Eduardo nació el 9 de noviembre de 1841 en el Palacio de Buckingham, en Londres. Su madre era la reina Victoria, por lo que Eduardo, como hijo mayor, era el heredero al trono, Pero su ascenso a rey se hizo esperar. Porque el reinado de Mamá Victoria se prolongó por más de 63 años, y su hijo pudo ser rey con casi 60 años de edad. Fue en 1901, cuando el monarca adoptó el nombre de Eduardo VII.
La historia lo describe como un rey con grandes habilidades diplomáticas y un carácter afable. Dio nombre a la época Eduardiana que coincidió con el cambio de siglo, un tiempo de enormes modificaciones sociales y tecnológicas. Eduardo fue responsable la reorganización del ejército británico y de la modernización de su flota.
Pero antes de ser rey, fue excluido por su reina madre de las actividades políticas y entonces Eduardo, decidió dedicar su vida de príncipe a los placeres, disfrutar del «dolce far niente» con amigos de la aristocracia entre los que estaba el hurlinguense Benigno Ocampo Samanés, con el que compartió placenteras temporadas de ocio de París, Viena, Budapest, entre otras ciudades.
Eduardo era un hombre obeso, pero eso no impidió que fuera un adalid de la elegancia, marcando tendencias que perduraron en el tiempo.
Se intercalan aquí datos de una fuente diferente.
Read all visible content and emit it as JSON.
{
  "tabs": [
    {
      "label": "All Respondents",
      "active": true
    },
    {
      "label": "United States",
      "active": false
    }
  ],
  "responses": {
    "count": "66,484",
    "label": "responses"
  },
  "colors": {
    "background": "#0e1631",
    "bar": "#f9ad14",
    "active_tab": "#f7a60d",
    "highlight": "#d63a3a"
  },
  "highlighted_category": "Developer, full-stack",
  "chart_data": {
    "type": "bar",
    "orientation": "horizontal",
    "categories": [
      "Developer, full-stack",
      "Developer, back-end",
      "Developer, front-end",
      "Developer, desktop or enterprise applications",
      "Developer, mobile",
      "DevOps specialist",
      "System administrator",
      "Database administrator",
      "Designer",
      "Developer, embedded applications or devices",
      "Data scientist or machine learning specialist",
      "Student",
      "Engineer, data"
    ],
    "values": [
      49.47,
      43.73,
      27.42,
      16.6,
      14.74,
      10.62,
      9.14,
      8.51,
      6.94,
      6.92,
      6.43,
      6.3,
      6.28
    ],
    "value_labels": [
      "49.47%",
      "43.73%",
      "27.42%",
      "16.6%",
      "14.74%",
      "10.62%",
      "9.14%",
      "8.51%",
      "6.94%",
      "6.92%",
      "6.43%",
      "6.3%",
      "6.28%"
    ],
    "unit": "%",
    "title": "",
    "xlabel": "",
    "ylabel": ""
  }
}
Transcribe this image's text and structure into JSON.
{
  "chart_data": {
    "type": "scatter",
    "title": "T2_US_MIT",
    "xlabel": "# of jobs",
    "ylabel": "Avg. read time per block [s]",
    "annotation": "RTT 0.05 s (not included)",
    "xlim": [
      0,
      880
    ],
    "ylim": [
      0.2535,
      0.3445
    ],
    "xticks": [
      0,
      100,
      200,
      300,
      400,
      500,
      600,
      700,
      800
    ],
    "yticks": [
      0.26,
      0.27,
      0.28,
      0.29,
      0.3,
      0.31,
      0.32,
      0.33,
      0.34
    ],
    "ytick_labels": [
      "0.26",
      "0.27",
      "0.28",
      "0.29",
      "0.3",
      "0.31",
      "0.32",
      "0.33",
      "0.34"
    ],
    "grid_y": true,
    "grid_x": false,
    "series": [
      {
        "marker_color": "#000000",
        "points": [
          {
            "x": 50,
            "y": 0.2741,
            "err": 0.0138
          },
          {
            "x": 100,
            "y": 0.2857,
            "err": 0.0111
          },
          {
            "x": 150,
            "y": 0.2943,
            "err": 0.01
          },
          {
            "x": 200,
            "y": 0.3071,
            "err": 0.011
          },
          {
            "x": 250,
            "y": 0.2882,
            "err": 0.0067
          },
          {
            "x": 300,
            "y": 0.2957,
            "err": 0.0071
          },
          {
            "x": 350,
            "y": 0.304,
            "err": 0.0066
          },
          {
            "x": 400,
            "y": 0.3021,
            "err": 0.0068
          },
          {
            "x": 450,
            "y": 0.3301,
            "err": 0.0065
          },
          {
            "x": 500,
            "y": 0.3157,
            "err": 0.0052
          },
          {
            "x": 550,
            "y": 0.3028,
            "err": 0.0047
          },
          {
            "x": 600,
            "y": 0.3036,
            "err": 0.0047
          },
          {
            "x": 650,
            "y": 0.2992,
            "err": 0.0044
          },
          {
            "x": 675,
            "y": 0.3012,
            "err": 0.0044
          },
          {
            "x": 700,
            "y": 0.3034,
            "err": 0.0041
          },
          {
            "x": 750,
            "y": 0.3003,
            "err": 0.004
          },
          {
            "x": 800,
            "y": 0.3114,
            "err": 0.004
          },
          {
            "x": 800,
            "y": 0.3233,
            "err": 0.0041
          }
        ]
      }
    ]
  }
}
El smoking fue su creación y él impuso como moda el uso de trajes azules.
Eduardo, al que desde niño llamaba Bertie, se casó muy joven con la princesa Alejandra de Dinamarca, ella tenía 18 años y Eduardo 21.
Una de las damas de compañía de la ya reina Alejandra, fue Lucy Grigg, esposa del tambero hurlinguense Hugh Scott Robson, uno de los fundadores del Hurlingham Club. Lucy tuvo la difícil tarea de consolar a la reina, por las conductas indecentes del rey.
Eduardo VII reinó una de las épocas más prósperas del imperio británico, lo que le valió una gran popularidad, pero, simultáneamente, transitó una vida plagada de excesos.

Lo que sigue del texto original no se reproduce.